DinoMan / speech-driven-animation

949 stars 289 forks source link

About emotion expression. #56

Closed KevinZzz35 closed 3 years ago

KevinZzz35 commented 3 years ago

It is really a nice work! I just got a question about the emotion part. How could it guarantee the correctness about the emotion? Since I did not see any discriminator about the emotion. Did I miss any part of it ?

DinoMan commented 3 years ago

No, you didn't miss anything and there is no guarantee that emotion will be captured. We did not set out to model this but noticed that when we train on emotional speech the model is capable of capturing and reflecting the emotion.

KevinZzz35 commented 3 years ago

So, the model could capture happy emotion , for example, from happy speech and reflected on predicted faces, and the model was trained on multi-emotion dataset, not just on happy emotion dataset. It that correct ?
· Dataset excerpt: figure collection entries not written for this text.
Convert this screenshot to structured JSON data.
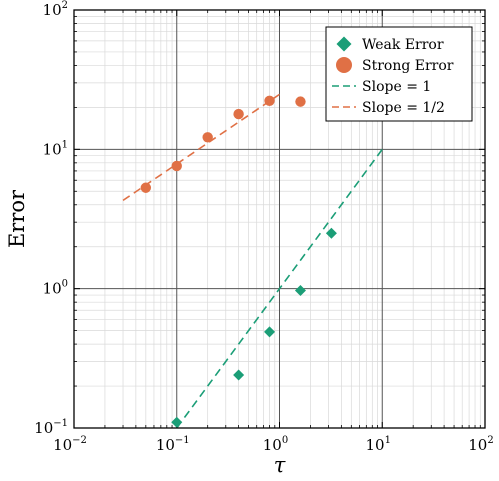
{
  "chart_data": {
    "type": "scatter",
    "xscale": "log",
    "yscale": "log",
    "xlim": [
      0.01,
      100
    ],
    "ylim": [
      0.1,
      100
    ],
    "xlabel": "τ",
    "ylabel": "Error",
    "grid": true,
    "legend_position": "top-right",
    "x_ticks": [
      {
        "base": "10",
        "exp": "−2",
        "value": 0.01
      },
      {
        "base": "10",
        "exp": "−1",
        "value": 0.1
      },
      {
        "base": "10",
        "exp": "0",
        "value": 1
      },
      {
        "base": "10",
        "exp": "1",
        "value": 10
      },
      {
        "base": "10",
        "exp": "2",
        "value": 100
      }
    ],
    "y_ticks": [
      {
        "base": "10",
        "exp": "−1",
        "value": 0.1
      },
      {
        "base": "10",
        "exp": "0",
        "value": 1
      },
      {
        "base": "10",
        "exp": "1",
        "value": 10
      },
      {
        "base": "10",
        "exp": "2",
        "value": 100
      }
    ],
    "series": [
      {
        "name": "Weak Error",
        "kind": "points",
        "marker": "diamond",
        "color": "#1b9e77",
        "x": [
          0.1,
          0.4,
          0.8,
          1.6,
          3.2
        ],
        "y": [
          0.11,
          0.24,
          0.49,
          0.97,
          2.5
        ]
      },
      {
        "name": "Strong Error",
        "kind": "points",
        "marker": "circle",
        "color": "#e07045",
        "x": [
          0.05,
          0.1,
          0.2,
          0.4,
          0.8,
          1.6
        ],
        "y": [
          5.3,
          7.6,
          12.2,
          17.9,
          22.3,
          22.0
        ]
      },
      {
        "name": "Slope = 1",
        "kind": "line",
        "dash": true,
        "color": "#1b9e77",
        "x": [
          0.1,
          10
        ],
        "y": [
          0.1,
          10
        ]
      },
      {
        "name": "Slope = 1/2",
        "kind": "line",
        "dash": true,
        "color": "#e07045",
        "x": [
          0.03,
          1.0
        ],
        "y": [
          4.3,
          24.8
        ]
      }
    ]
  }
}
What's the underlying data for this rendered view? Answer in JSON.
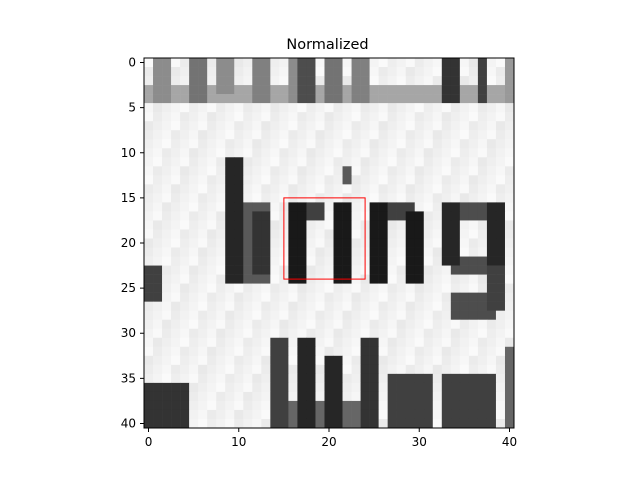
{
  "chart_data": {
    "type": "heatmap",
    "title": "Normalized",
    "xlabel": "",
    "ylabel": "",
    "colormap": "gray",
    "grid": false,
    "xlim": [
      -0.5,
      40.5
    ],
    "ylim": [
      40.5,
      -0.5
    ],
    "x_ticks": [
      0,
      10,
      20,
      30,
      40
    ],
    "y_ticks": [
      0,
      5,
      10,
      15,
      20,
      25,
      30,
      35,
      40
    ],
    "image_size": [
      41,
      41
    ],
    "image_content": {
      "visible_text_fragments": [
        "bring",
        "Wee"
      ],
      "description": "grayscale crop of printed text"
    },
    "highlight_box": {
      "x0": 15,
      "y0": 15,
      "x1": 24,
      "y1": 24,
      "color": "#ff0000"
    }
  }
}
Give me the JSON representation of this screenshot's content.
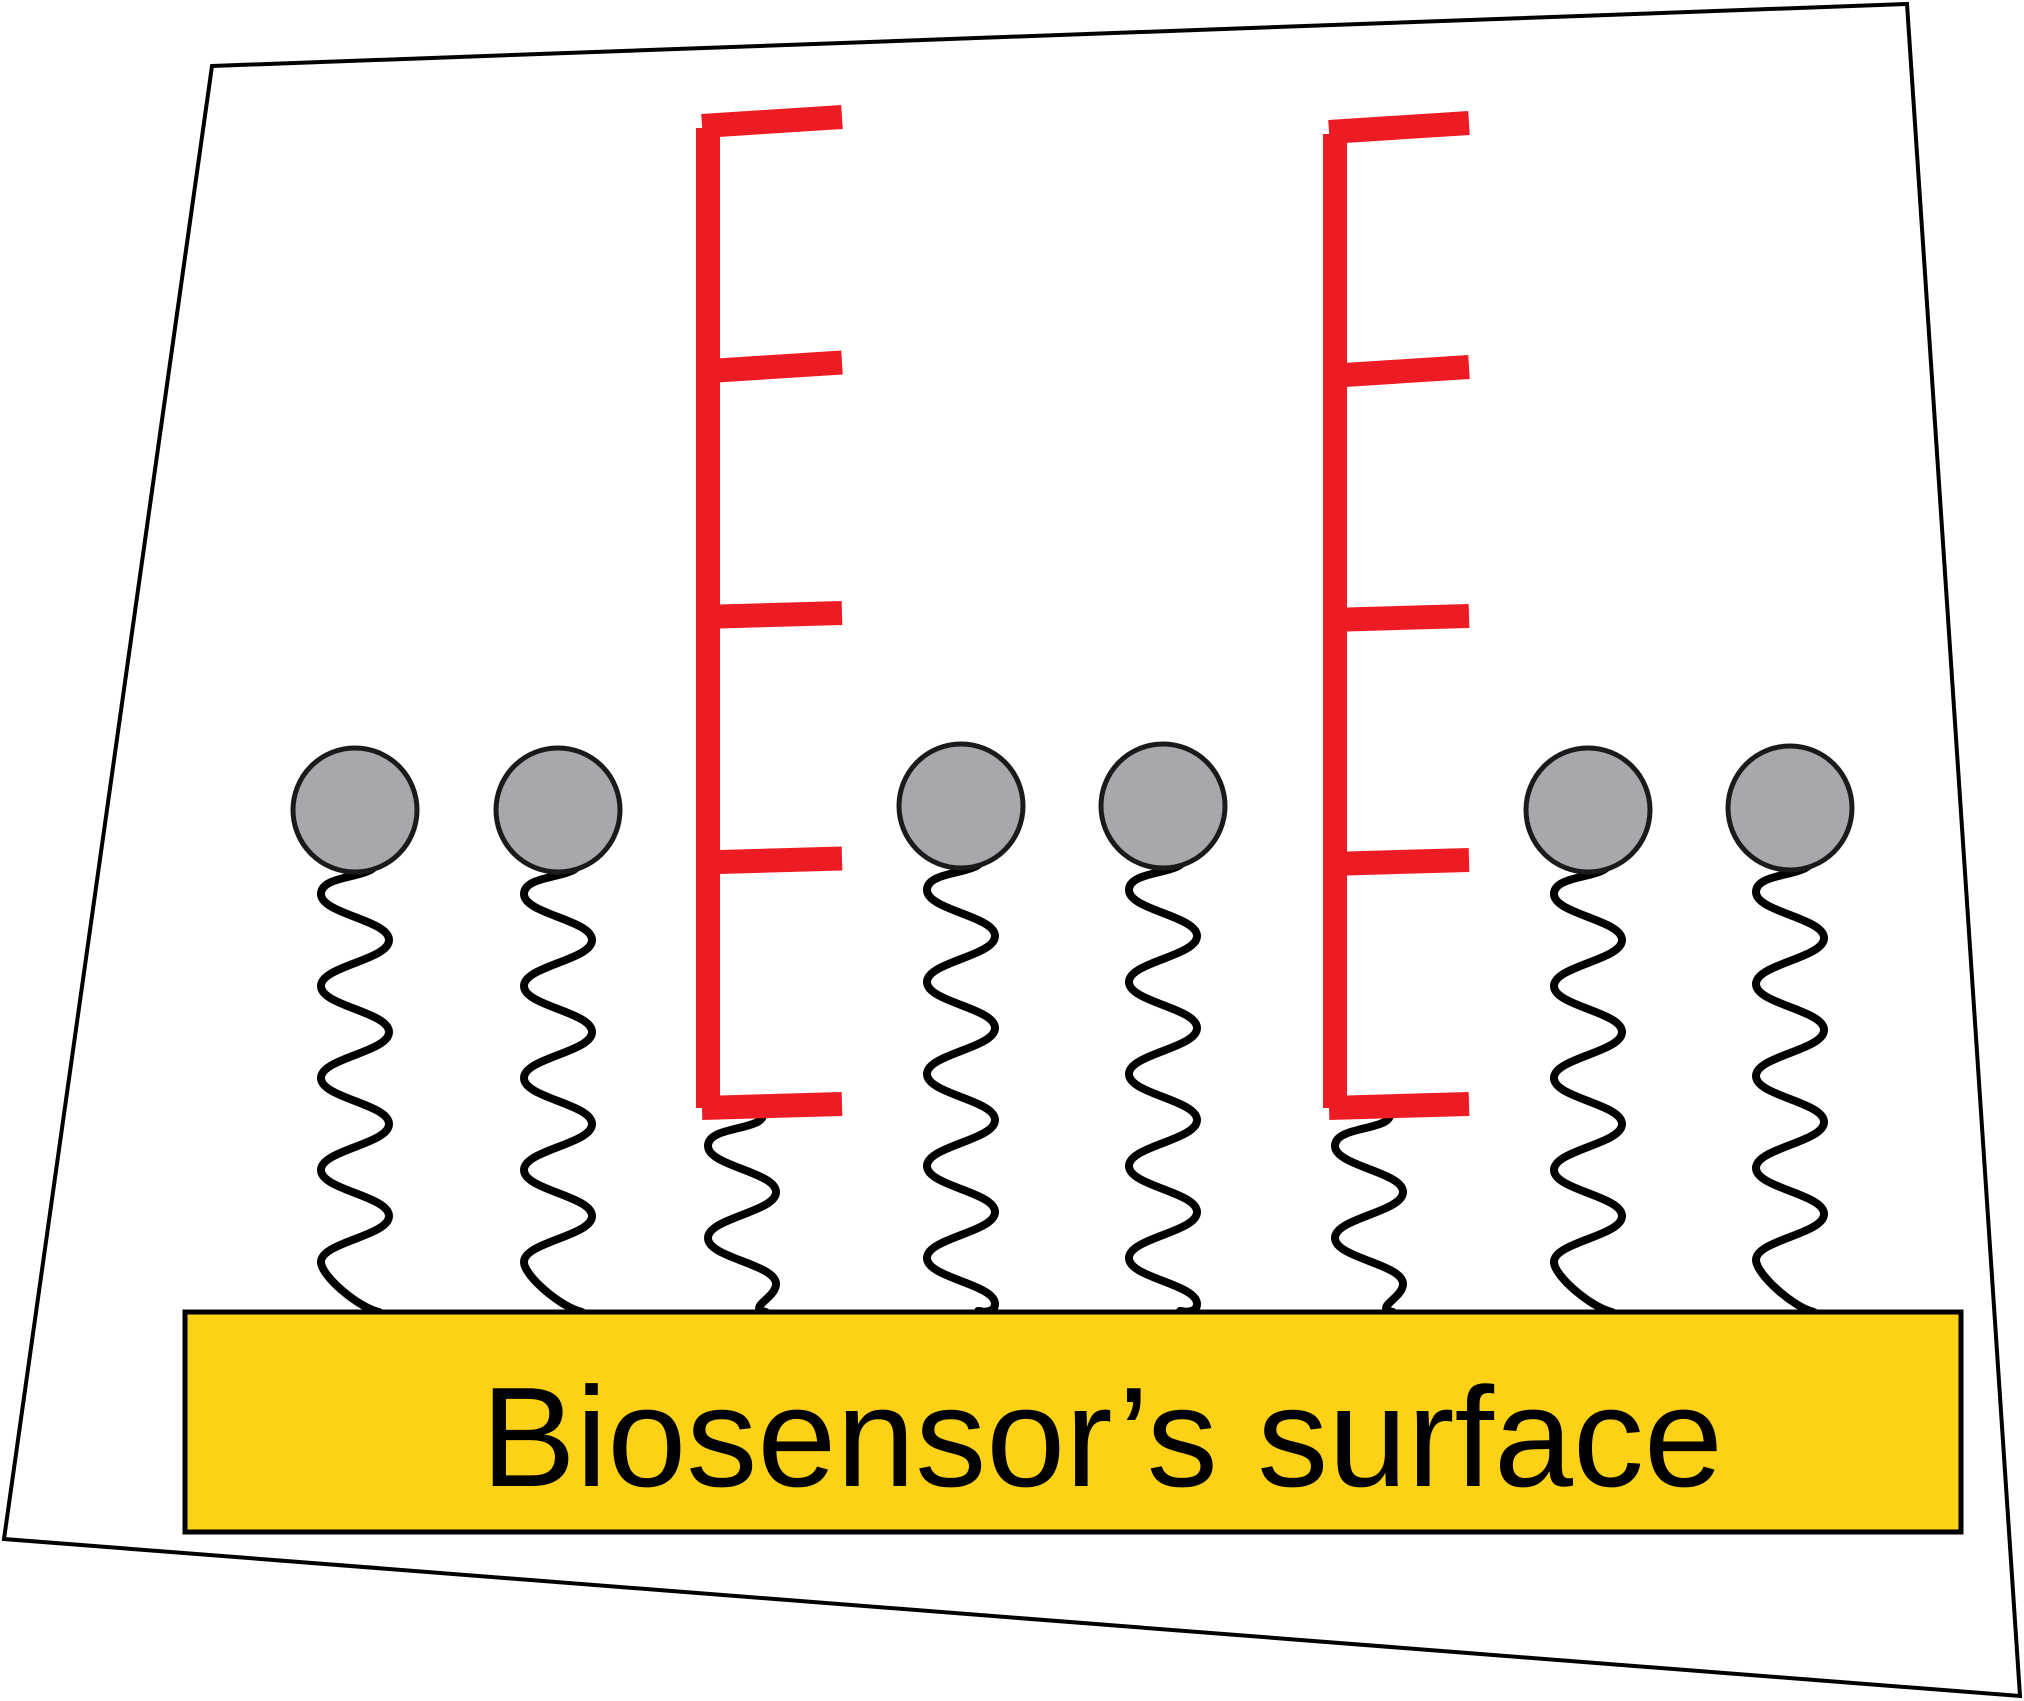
{
  "diagram": {
    "surface_label": "Biosensor’s surface",
    "colors": {
      "background": "#ffffff",
      "frame_stroke": "#000000",
      "surface_fill": "#fcd116",
      "surface_stroke": "#000000",
      "bead_fill": "#a7a8ab",
      "bead_stroke": "#1a1a1a",
      "linker_stroke": "#000000",
      "probe_color": "#ed1c24"
    },
    "molecules": [
      {
        "kind": "bead"
      },
      {
        "kind": "bead"
      },
      {
        "kind": "probe"
      },
      {
        "kind": "bead"
      },
      {
        "kind": "bead"
      },
      {
        "kind": "probe"
      },
      {
        "kind": "bead"
      },
      {
        "kind": "bead"
      }
    ]
  }
}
DinoMan commented 3 years ago

Yes, when trained on the CREMA-D dataset the model observes multiple emotions and seems to learn the correlation between the facial expression of the actors and the emotion in their speech. We have not evaluated this beyond visual assessment in the paper although it is certainly possible and would have been a nice addition.
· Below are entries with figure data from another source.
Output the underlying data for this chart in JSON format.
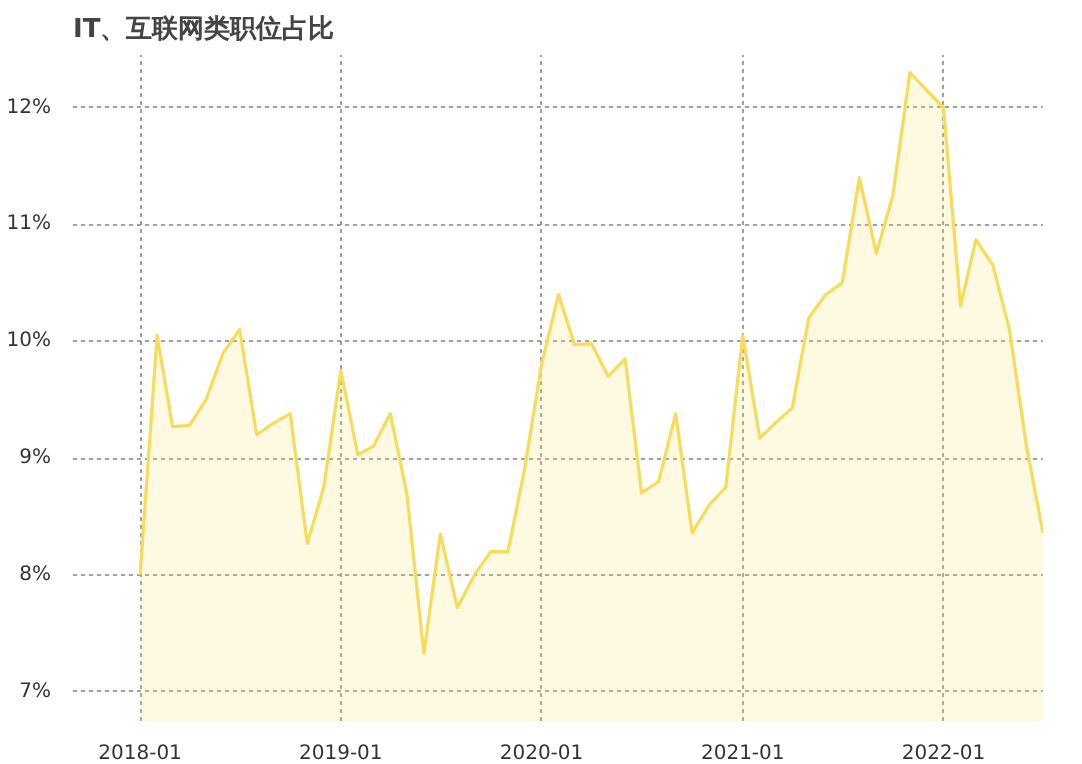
{
  "chart_data": {
    "type": "area",
    "title": "IT、互联网类职位占比",
    "x": [
      "2018-01",
      "2018-02",
      "2018-03",
      "2018-04",
      "2018-05",
      "2018-06",
      "2018-07",
      "2018-08",
      "2018-09",
      "2018-10",
      "2018-11",
      "2018-12",
      "2019-01",
      "2019-02",
      "2019-03",
      "2019-04",
      "2019-05",
      "2019-06",
      "2019-07",
      "2019-08",
      "2019-09",
      "2019-10",
      "2019-11",
      "2019-12",
      "2020-01",
      "2020-02",
      "2020-03",
      "2020-04",
      "2020-05",
      "2020-06",
      "2020-07",
      "2020-08",
      "2020-09",
      "2020-10",
      "2020-11",
      "2020-12",
      "2021-01",
      "2021-02",
      "2021-03",
      "2021-04",
      "2021-05",
      "2021-06",
      "2021-07",
      "2021-08",
      "2021-09",
      "2021-10",
      "2021-11",
      "2021-12",
      "2022-01",
      "2022-02",
      "2022-03",
      "2022-04",
      "2022-05",
      "2022-06",
      "2022-07"
    ],
    "series": [
      {
        "color": "#f7dc5a",
        "values": [
          8.0,
          10.05,
          9.27,
          9.28,
          9.5,
          9.9,
          10.1,
          9.2,
          9.3,
          9.38,
          8.27,
          8.75,
          9.75,
          9.03,
          9.1,
          9.38,
          8.7,
          7.33,
          8.35,
          7.72,
          8.0,
          8.2,
          8.2,
          8.9,
          9.8,
          10.4,
          9.97,
          9.98,
          9.7,
          9.85,
          8.7,
          8.8,
          9.38,
          8.36,
          8.6,
          8.75,
          10.05,
          9.17,
          9.3,
          9.43,
          10.2,
          10.4,
          10.5,
          11.4,
          10.75,
          11.25,
          12.3,
          12.15,
          12.0,
          10.3,
          10.87,
          10.65,
          10.1,
          9.1,
          8.36
        ]
      }
    ],
    "xlim": [
      "2017-09",
      "2022-07"
    ],
    "xticks": [
      {
        "value": "2018-01",
        "label": "2018-01"
      },
      {
        "value": "2019-01",
        "label": "2019-01"
      },
      {
        "value": "2020-01",
        "label": "2020-01"
      },
      {
        "value": "2021-01",
        "label": "2021-01"
      },
      {
        "value": "2022-01",
        "label": "2022-01"
      }
    ],
    "ylim": [
      6.75,
      12.45
    ],
    "yticks": [
      {
        "value": 7,
        "label": "7%"
      },
      {
        "value": 8,
        "label": "8%"
      },
      {
        "value": 9,
        "label": "9%"
      },
      {
        "value": 10,
        "label": "10%"
      },
      {
        "value": 11,
        "label": "11%"
      },
      {
        "value": 12,
        "label": "12%"
      }
    ],
    "grid": true
  }
}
KevinZzz35 commented 3 years ago

I mean, l1 loss is to guarantee the bottom half face is recovered correctly, sequeence discriminator is to guarantee recovering consecutive frames, synchronization discriminator is for synchronization. No part is to guarantee the emotion is correct, still the model could predict the frames with correct emotion. I am quite confused about this this part.
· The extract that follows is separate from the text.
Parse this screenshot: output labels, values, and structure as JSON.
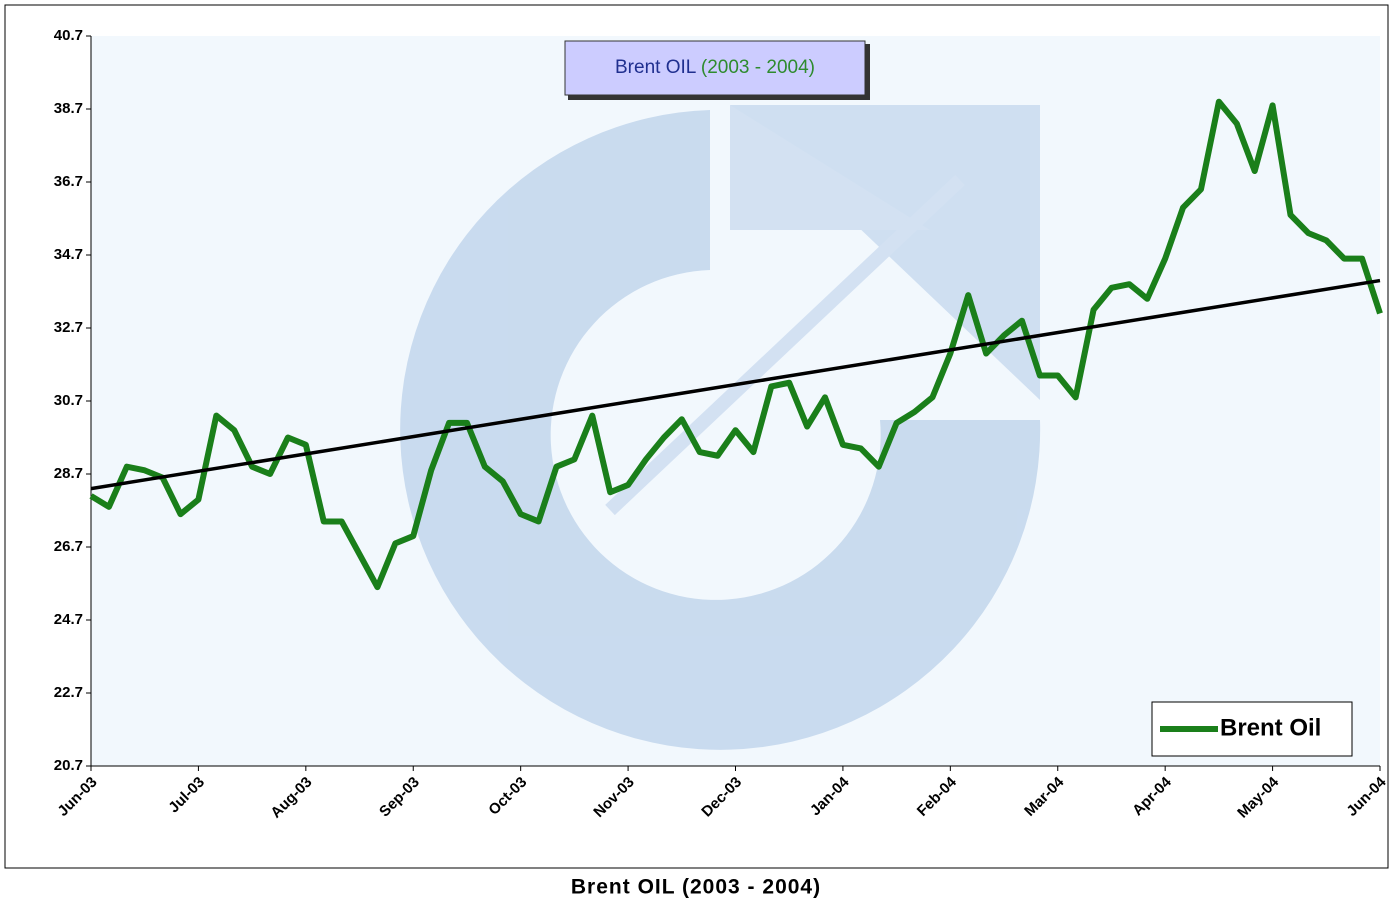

DinoMan commented 3 years ago

You are correct that there is no explicit loss guaranteeing the emotion but there are some losses that will help collectively. For example, the L1 loss will recover the bottom half of the face which is bound to capture some effect of the emotion (i.e. the effect on the bottom half of the face). The sequence discriminator doesn't just guarantee recovering consecutive frames (If it were so then a 3D CNN discriminator applied over a few consecutive frames could be used instead). The sequence discriminator witnesses the entire sequence and encourages the production of expressions (they might not always be correct but they have to be there). These expressions must be a) consistent throughout the video (i.e. no unrealistically short blinks, no inconsistent emotions) b) look realistic. Finally, the synchronization discriminator is designed specifically for synchronization but might also be helping a bit with emotion. It could be that uncorrelated emotion between the video and audio is a clear telltale sign of a fake (unsynchronised) video so the discriminator will use this information to tell them apart (forcing the generator to learn to better reflect emotions to some extent).

I believe the fact that the L1 loss and sync discriminator capture some emotional information in combination with the sequence discriminator forcing emotional expressions to look real and coherent (throughout the entire clip as well as face) could be the reason for the ability of the network to capture emotion. As a final note, this paper shows that it is possible to capture emotions from speech and reflect onto the face but emotional speech is not the main focus (which is why we haven't evaluated as thoroughly) and I believe is something that could be improved in the future.

KevinZzz35 commented 3 years ago

I got it. I ran the demo on my test data, and the emotion is not good, and I did not find it in the paper. Thank you very much !!